A few Han Chinese—perhaps 1% to 2%—still carry the Denisovan version of the EPAS1gene today because the interbreeding took place when the ancestors of Tibetans and Chinese were still part of one group some 40,000 years ago. But the gene was later lost in most Chinese, or the Han Chinese may have acquired it more recently from interbreeding with Tibetans, Nielsen says.
Either way, what is most interesting, Nielsen says, is that the results show that mating with other groups was an important source of beneficial genes in human evolution. “Modern humans didn’t wait for new mutations to adapt to a new environment,” he says. “They could pick up adaptive traits by interbreeding.”

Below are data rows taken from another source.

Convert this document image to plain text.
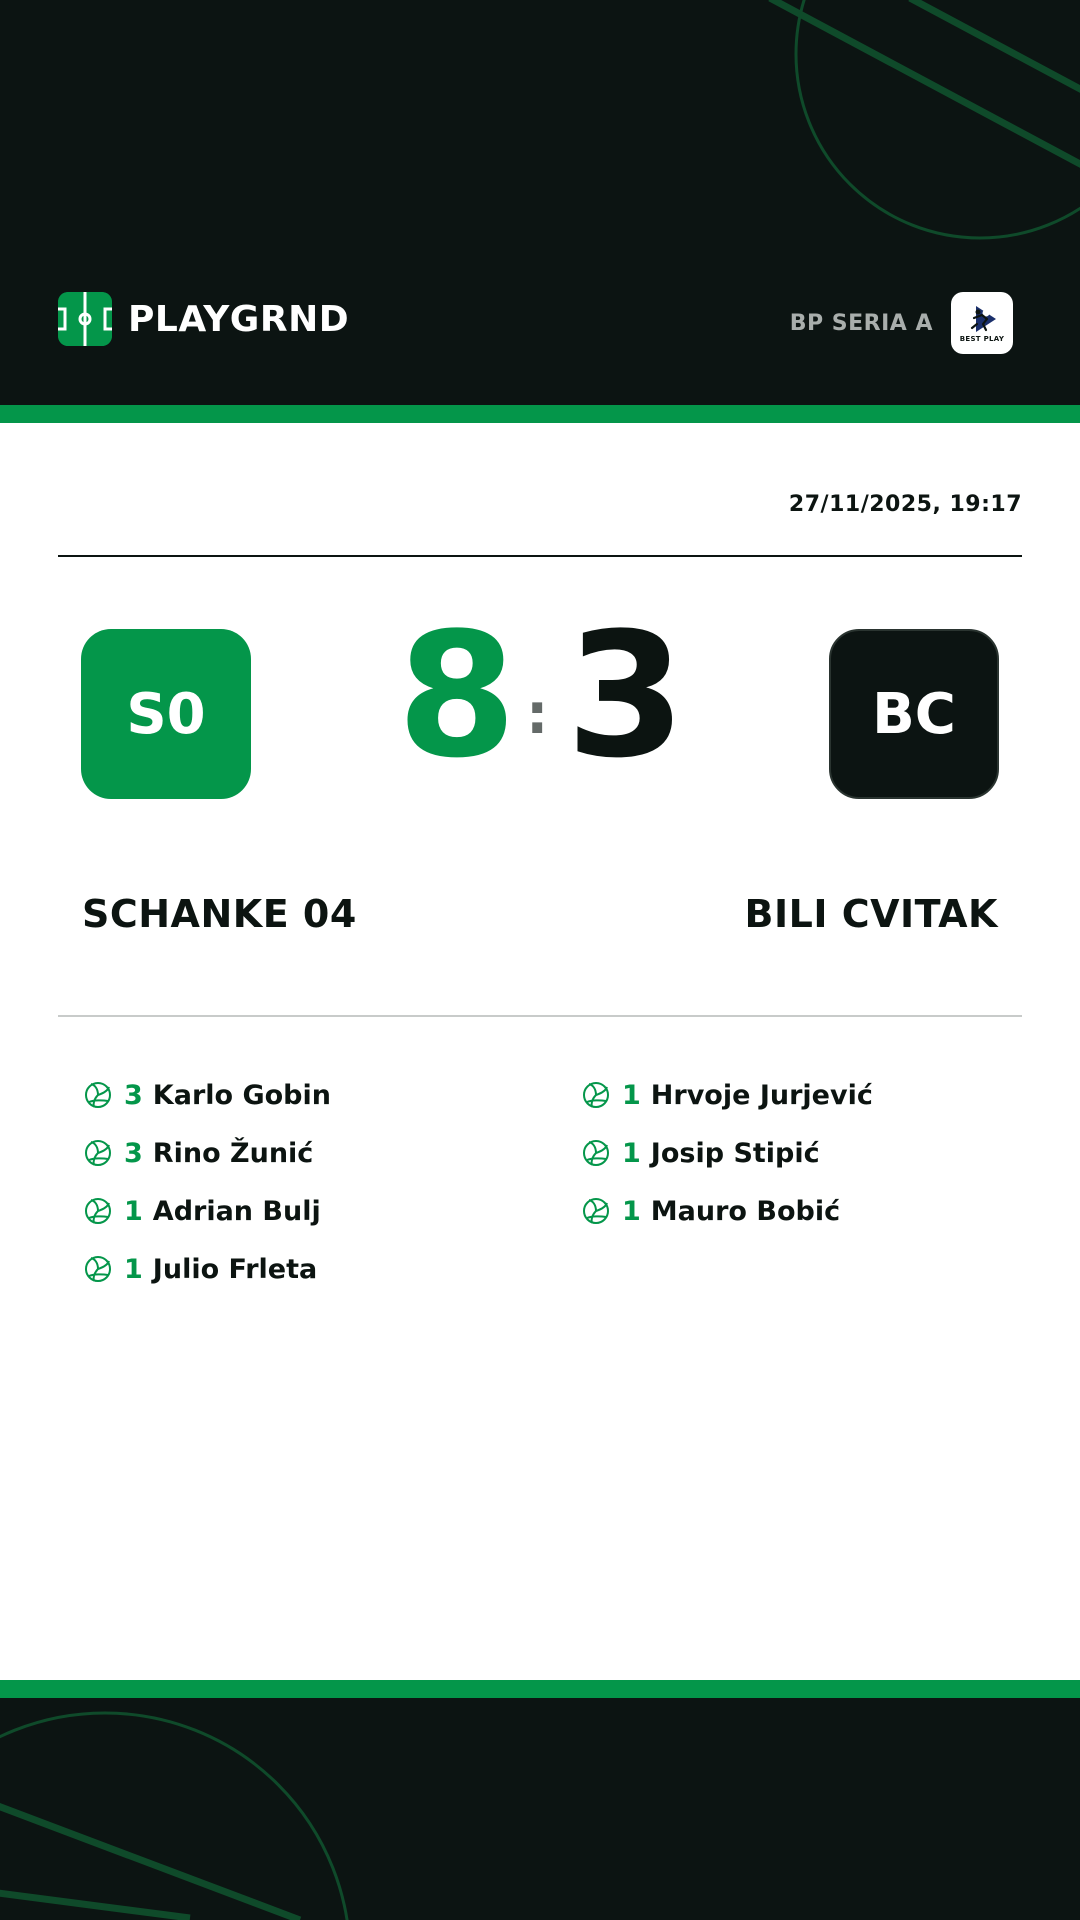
PLAYGRND	BP SERIA A
BEST PLAY
27/11/2025, 19:17
S0 8 : 3	BC
SCHANKE 04	BILI CVITAK
3 Karlo Gobin
3 Rino Žunić
1 Adrian Bulj
1 Julio Frleta
1 Hrvoje Jurjević
1 Josip Stipić
1 Mauro Bobić
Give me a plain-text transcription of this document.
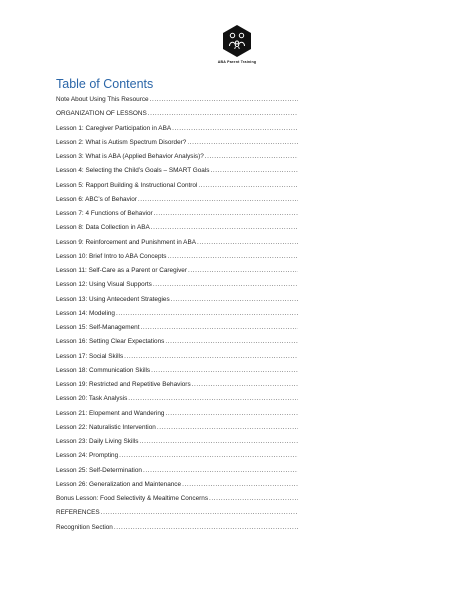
ABA Parent Training
Table of Contents
Note About Using This Resource
.....
ORGANIZATION OF LESSONS
.....
Lesson 1: Caregiver Participation in ABA
.....
Lesson 2: What is Autism Spectrum Disorder?
.....
Lesson 3: What is ABA (Applied Behavior Analysis)?
.....
Lesson 4: Selecting the Child’s Goals – SMART Goals
.....
Lesson 5: Rapport Building & Instructional Control
.....
Lesson 6: ABC’s of Behavior
.....
Lesson 7: 4 Functions of Behavior
.....
Lesson 8: Data Collection in ABA
.....
Lesson 9: Reinforcement and Punishment in ABA
.....
Lesson 10: Brief Intro to ABA Concepts
.....
Lesson 11: Self-Care as a Parent or Caregiver
.....
Lesson 12: Using Visual Supports
.....
Lesson 13: Using Antecedent Strategies
.....
Lesson 14: Modeling
.....
Lesson 15: Self-Management
.....
Lesson 16: Setting Clear Expectations
.....
Lesson 17: Social Skills
.....
Lesson 18: Communication Skills
.....
Lesson 19: Restricted and Repetitive Behaviors
.....
Lesson 20: Task Analysis
.....
Lesson 21: Elopement and Wandering
.....
Lesson 22: Naturalistic Intervention
.....
Lesson 23: Daily Living Skills
.....
Lesson 24: Prompting
.....
Lesson 25: Self-Determination
.....
Lesson 26: Generalization and Maintenance
.....
Bonus Lesson: Food Selectivity & Mealtime Concerns
.....
REFERENCES
.....
Recognition Section
.....
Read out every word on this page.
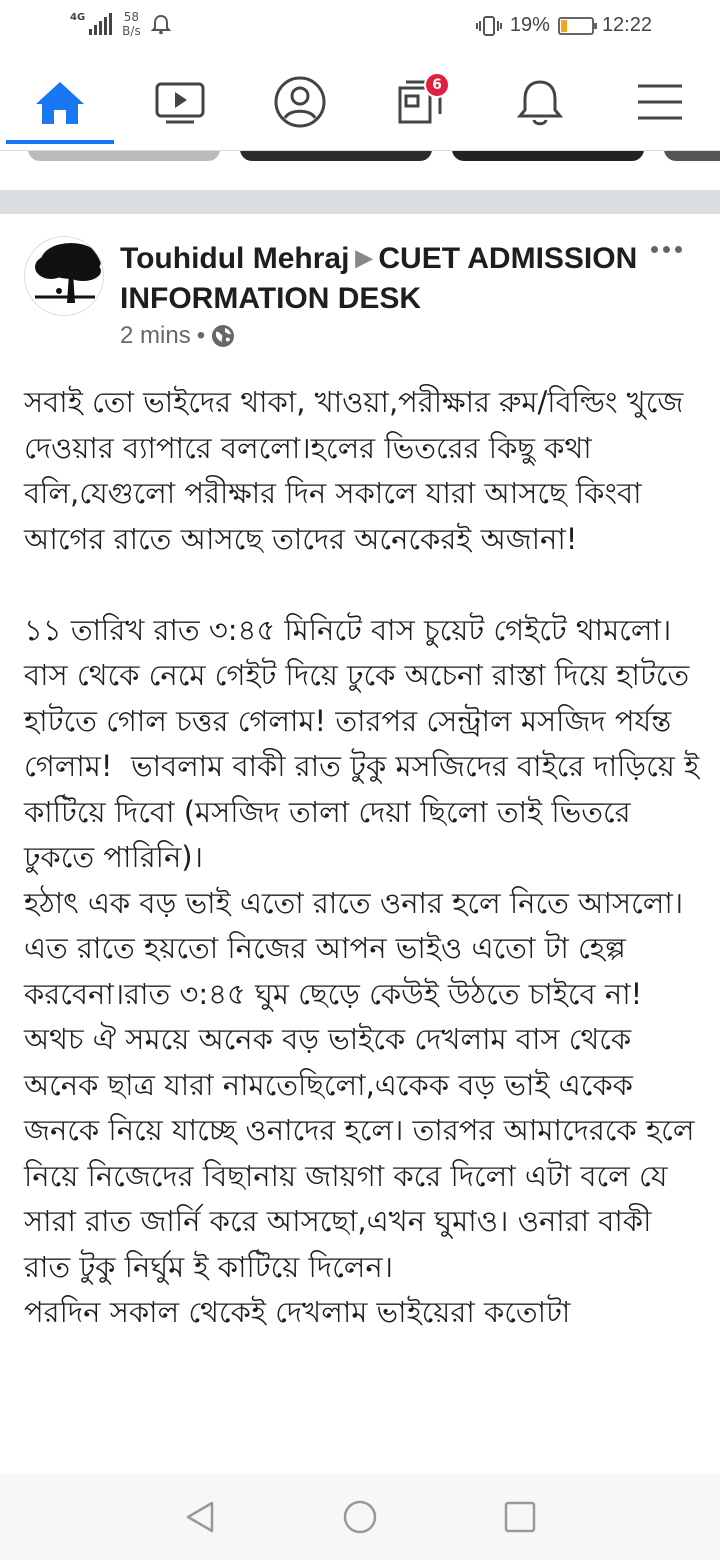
4G	58
B/s	19%	12:22
6
Touhidul Mehraj ▶ CUET ADMISSION INFORMATION DESK
2 mins •

সবাই তো ভাইদের থাকা, খাওয়া,পরীক্ষার রুম/বিল্ডিং খুজে দেওয়ার ব্যাপারে বললো।হলের ভিতরের কিছু কথা বলি,যেগুলো পরীক্ষার দিন সকালে যারা আসছে কিংবা আগের রাতে আসছে তাদের অনেকেরই অজানা!

১১ তারিখ রাত ৩:৪৫ মিনিটে বাস চুয়েট গেইটে থামলো।বাস থেকে নেমে গেইট দিয়ে ঢুকে অচেনা রাস্তা দিয়ে হাটতে হাটতে গোল চত্তর গেলাম! তারপর সেন্ট্রাল মসজিদ পর্যন্ত গেলাম!  ভাবলাম বাকী রাত টুকু মসজিদের বাইরে দাড়িয়ে ই কাটিয়ে দিবো (মসজিদ তালা দেয়া ছিলো তাই ভিতরে ঢুকতে পারিনি)।

হঠাৎ এক বড় ভাই এতো রাতে ওনার হলে নিতে আসলো। এত রাতে হয়তো নিজের আপন ভাইও এতো টা হেল্প করবেনা।রাত ৩:৪৫ ঘুম ছেড়ে কেউই উঠতে চাইবে না! অথচ ঐ সময়ে অনেক বড় ভাইকে দেখলাম বাস থেকে অনেক ছাত্র যারা নামতেছিলো,একেক বড় ভাই একেক জনকে নিয়ে যাচ্ছে ওনাদের হলে। তারপর আমাদেরকে হলে নিয়ে নিজেদের বিছানায় জায়গা করে দিলো এটা বলে যে সারা রাত জার্নি করে আসছো,এখন ঘুমাও। ওনারা বাকী রাত টুকু নির্ঘুম ই কাটিয়ে দিলেন।

পরদিন সকাল থেকেই দেখলাম ভাইয়েরা কতোটা
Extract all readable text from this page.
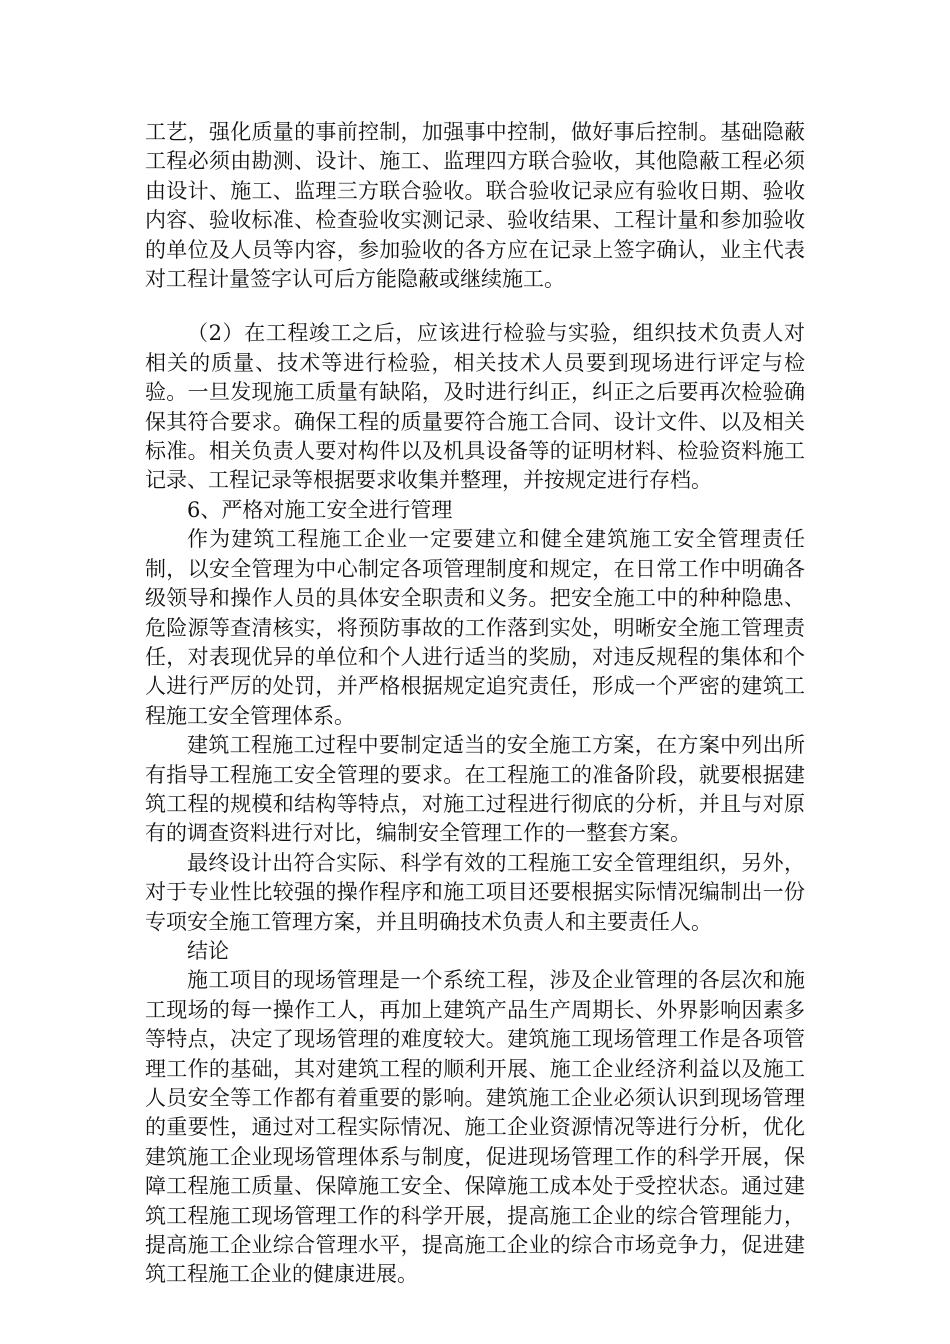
工艺，强化质量的事前控制，加强事中控制，做好事后控制。基础隐蔽工程必须由勘测、设计、施工、监理四方联合验收，其他隐蔽工程必须由设计、施工、监理三方联合验收。联合验收记录应有验收日期、验收内容、验收标准、检查验收实测记录、验收结果、工程计量和参加验收的单位及人员等内容，参加验收的各方应在记录上签字确认，业主代表对工程计量签字认可后方能隐蔽或继续施工。

（2）在工程竣工之后，应该进行检验与实验，组织技术负责人对相关的质量、技术等进行检验，相关技术人员要到现场进行评定与检验。一旦发现施工质量有缺陷，及时进行纠正，纠正之后要再次检验确保其符合要求。确保工程的质量要符合施工合同、设计文件、以及相关标准。相关负责人要对构件以及机具设备等的证明材料、检验资料施工记录、工程记录等根据要求收集并整理，并按规定进行存档。

6、严格对施工安全进行管理

作为建筑工程施工企业一定要建立和健全建筑施工安全管理责任制，以安全管理为中心制定各项管理制度和规定，在日常工作中明确各级领导和操作人员的具体安全职责和义务。把安全施工中的种种隐患、危险源等查清核实，将预防事故的工作落到实处，明晰安全施工管理责任，对表现优异的单位和个人进行适当的奖励，对违反规程的集体和个人进行严厉的处罚，并严格根据规定追究责任，形成一个严密的建筑工程施工安全管理体系。

建筑工程施工过程中要制定适当的安全施工方案，在方案中列出所有指导工程施工安全管理的要求。在工程施工的准备阶段，就要根据建筑工程的规模和结构等特点，对施工过程进行彻底的分析，并且与对原有的调查资料进行对比，编制安全管理工作的一整套方案。

最终设计出符合实际、科学有效的工程施工安全管理组织，另外，对于专业性比较强的操作程序和施工项目还要根据实际情况编制出一份专项安全施工管理方案，并且明确技术负责人和主要责任人。

结论

施工项目的现场管理是一个系统工程，涉及企业管理的各层次和施工现场的每一操作工人，再加上建筑产品生产周期长、外界影响因素多等特点，决定了现场管理的难度较大。建筑施工现场管理工作是各项管理工作的基础，其对建筑工程的顺利开展、施工企业经济利益以及施工人员安全等工作都有着重要的影响。建筑施工企业必须认识到现场管理的重要性，通过对工程实际情况、施工企业资源情况等进行分析，优化建筑施工企业现场管理体系与制度，促进现场管理工作的科学开展，保障工程施工质量、保障施工安全、保障施工成本处于受控状态。通过建筑工程施工现场管理工作的科学开展，提高施工企业的综合管理能力，提高施工企业综合管理水平，提高施工企业的综合市场竞争力，促进建筑工程施工企业的健康进展。
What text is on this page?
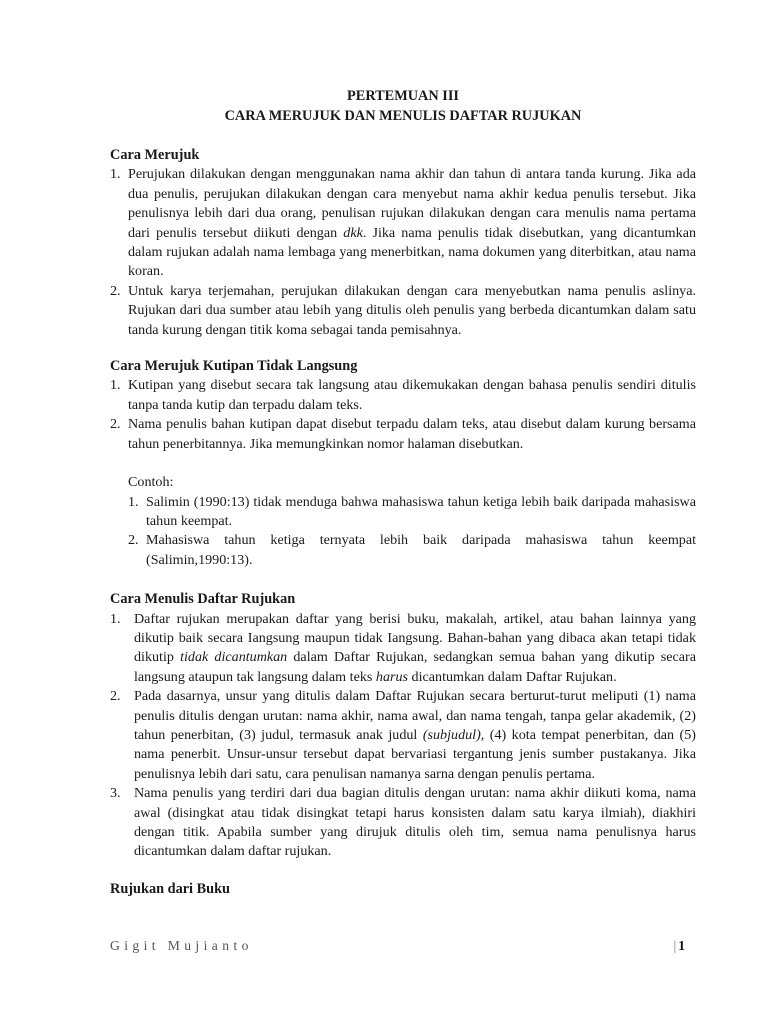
PERTEMUAN III

CARA MERUJUK DAN MENULIS DAFTAR RUJUKAN

Cara Merujuk

1. Perujukan dilakukan dengan menggunakan nama akhir dan tahun di antara tanda kurung. Jika ada dua penulis, perujukan dilakukan dengan cara menyebut nama akhir kedua penulis tersebut. Jika penulisnya lebih dari dua orang, penulisan rujukan dilakukan dengan cara menulis nama pertama dari penulis tersebut diikuti dengan dkk. Jika nama penulis tidak disebutkan, yang dicantumkan dalam rujukan adalah nama lembaga yang menerbitkan, nama dokumen yang diterbitkan, atau nama koran.
2. Untuk karya terjemahan, perujukan dilakukan dengan cara menyebutkan nama penulis aslinya. Rujukan dari dua sumber atau lebih yang ditulis oleh penulis yang berbeda dicantumkan dalam satu tanda kurung dengan titik koma sebagai tanda pemisahnya.

Cara Merujuk Kutipan Tidak Langsung

1. Kutipan yang disebut secara tak langsung atau dikemukakan dengan bahasa penulis sendiri ditulis tanpa tanda kutip dan terpadu dalam teks.
2. Nama penulis bahan kutipan dapat disebut terpadu dalam teks, atau disebut dalam kurung bersama tahun penerbitannya. Jika memungkinkan nomor halaman disebutkan.

Contoh:

1. Salimin (1990:13) tidak menduga bahwa mahasiswa tahun ketiga lebih baik daripada mahasiswa tahun keempat.
2. Mahasiswa tahun ketiga ternyata lebih baik daripada mahasiswa tahun keempat (Salimin,1990:13).

Cara Menulis Daftar Rujukan

1. Daftar rujukan merupakan daftar yang berisi buku, makalah, artikel, atau bahan lainnya yang dikutip baik secara Iangsung maupun tidak Iangsung. Bahan-bahan yang dibaca akan tetapi tidak dikutip tidak dicantumkan dalam Daftar Rujukan, sedangkan semua bahan yang dikutip secara langsung ataupun tak langsung dalam teks harus dicantumkan dalam Daftar Rujukan.
2. Pada dasarnya, unsur yang ditulis dalam Daftar Rujukan secara berturut-turut meliputi (1) nama penulis ditulis dengan urutan: nama akhir, nama awal, dan nama tengah, tanpa gelar akademik, (2) tahun penerbitan, (3) judul, termasuk anak judul (subjudul), (4) kota tempat penerbitan, dan (5) nama penerbit. Unsur-unsur tersebut dapat bervariasi tergantung jenis sumber pustakanya. Jika penulisnya lebih dari satu, cara penulisan namanya sarna dengan penulis pertama.
3. Nama penulis yang terdiri dari dua bagian ditulis dengan urutan: nama akhir diikuti koma, nama awal (disingkat atau tidak disingkat tetapi harus konsisten dalam satu karya ilmiah), diakhiri dengan titik. Apabila sumber yang dirujuk ditulis oleh tim, semua nama penulisnya harus dicantumkan dalam daftar rujukan.

Rujukan dari Buku

Gigit Mujianto	| 1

The discovery is the second case in which modern humans have acquired a trait from archaic humans, notes paleogeneticist Svante Pääbo of the Max Planck Institute for Evolutionary Anthropology in Leipzig, Germany, whose team discovered the Denisovan people. Earlier this year, another team showed that Mayans, in particular, have inherited a gene variant from Neandertals that increases the risk for diabetes.
The ultimate irony, Nielsen notes, is that, once we got this beneficial gene, we never returned the favor. Instead, we may have helped drive the Denisovans extinct.